For the last 6-8 months I’ve been co-hosting a group called Likemind with the wonderful Sarah Saline from Fallon. This group gets together every 3rd Friday to have a little coffee chat. In the beginning there was no agenda to the chats. Just show up, have a cup of coffee and talk about whatever. Because most of us were of the Likemind from the ad world the conversations usually centered around trends, social media, ad talk. But in the last meeting the global Likemind tried an experiment. All the Likemind groups around the world would ask the same question to their respective groups and then we would compile all the answers together. Kind of a giant focus group.
The question from last was:
“If you were to rebuild your city from scratch, how would you build it differently and what would you keep the same?”
Here is a slide show from the global complied answers. To read Minneapolis summary of the questions, jump here.
Hopefully embed slideshare to come shortly (hint, hint).
What I take away from it is that…we, a global sample, are feeling very similar to how we should construct our cities.
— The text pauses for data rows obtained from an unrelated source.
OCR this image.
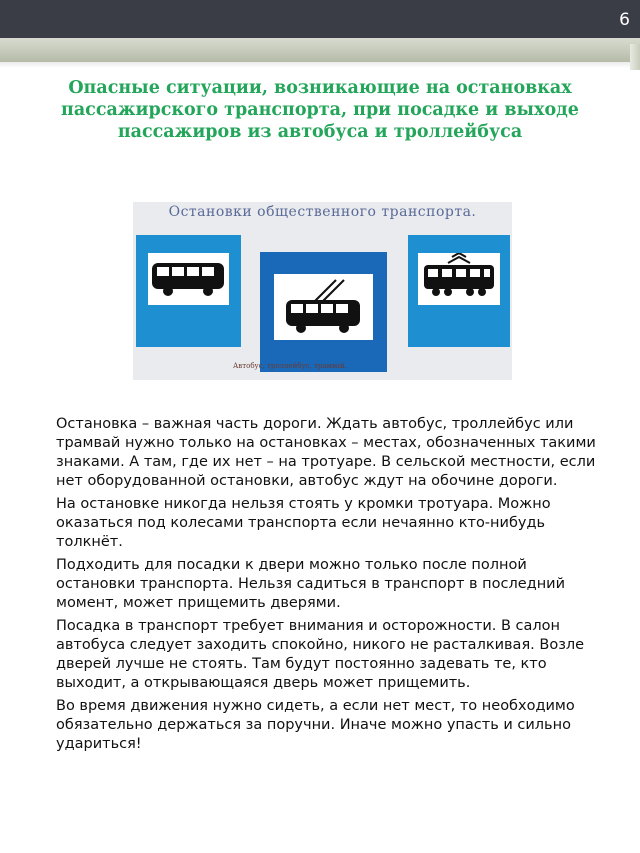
6
Опасные ситуации, возникающие на остановках пассажирского транспорта, при посадке и выходе пассажиров из автобуса и троллейбуса
Остановки общественного транспорта.
Автобус, троллейбус, трамвай.

Остановка – важная часть дороги. Ждать автобус, троллейбус или трамвай нужно только на остановках – местах, обозначенных такими знаками. А там, где их нет – на тротуаре. В сельской местности, если нет оборудованной остановки, автобус ждут на обочине дороги.

На остановке никогда нельзя стоять у кромки тротуара. Можно оказаться под колесами транспорта если нечаянно кто-нибудь толкнёт.

Подходить для посадки к двери можно только после полной остановки транспорта. Нельзя садиться в транспорт в последний момент, может прищемить дверями.

Посадка в транспорт требует внимания и осторожности. В салон автобуса следует заходить спокойно, никого не расталкивая. Возле дверей лучше не стоять. Там будут постоянно задевать те, кто выходит, а открывающаяся дверь может прищемить.

Во время движения нужно сидеть, а если нет мест, то необходимо обязательно держаться за поручни. Иначе можно упасть и сильно удариться!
Less cars, more people interaction. Let neighborhoods develop. Forced commerce creates artificial cityscape which in the long run kills a city. We need to grow green.
After reading it I really felt like we were of, well, likemind. Then I stumbled across this NYT article over at the Dailykos about how we are ‘Generation Q – Generation Quiet‘. A quote from the article:
“It’s for all these reasons that I’ve been calling them “Generation Q” — the Quiet Americans, in the best sense of that term, quietly pursuing their idealism, at home and abroad.
But Generation Q may be too quiet, too online, for its own good, and for the country’s own good. “
Now the Dailykos does a good job picking a part this article and its narrow view of what is going on. And I’m not going to asking that likemind becomes a political force for change. But we did tackle an interesting global problem problem. And we did have a decent global sample… I mean brands have validated billion dollar ad campaigns on less attend, less focused, and a lot less active participation in the focus group than what the likemind focus group accomplished. And I think we have some solid answers.
So now what?
Will we do anything with the with the thoughts and ideas gathered? Were we meant to? I don’t know.
While I do agree with the idea that maybe we could use a little more profile to help nudge some of our thoughts along. It was because we came together without motive but to participate, without judgment, or without an agenda to gain that we have some solid ideas on how to help cities – from the human point of view. I find it interesting how we have quietly come together through the intergalactic social networks (offline/online networks to all show up for likemind). And that others are doing the same. That maybe through the humility of openly expressing ourselves across the networks that we are finding solutions before beating our chests. That sharing across the internet forces you to listen as much as talk.
And maybe one of these days some of us will rise up to orchestrate the quietness that is swelling. That the foundation that is being built is one of human interaction for humans, not a dollar amount.
I don’t know, maybe I just drank my preachy freedom coffee this morning instead of normal. Still, gives me hope.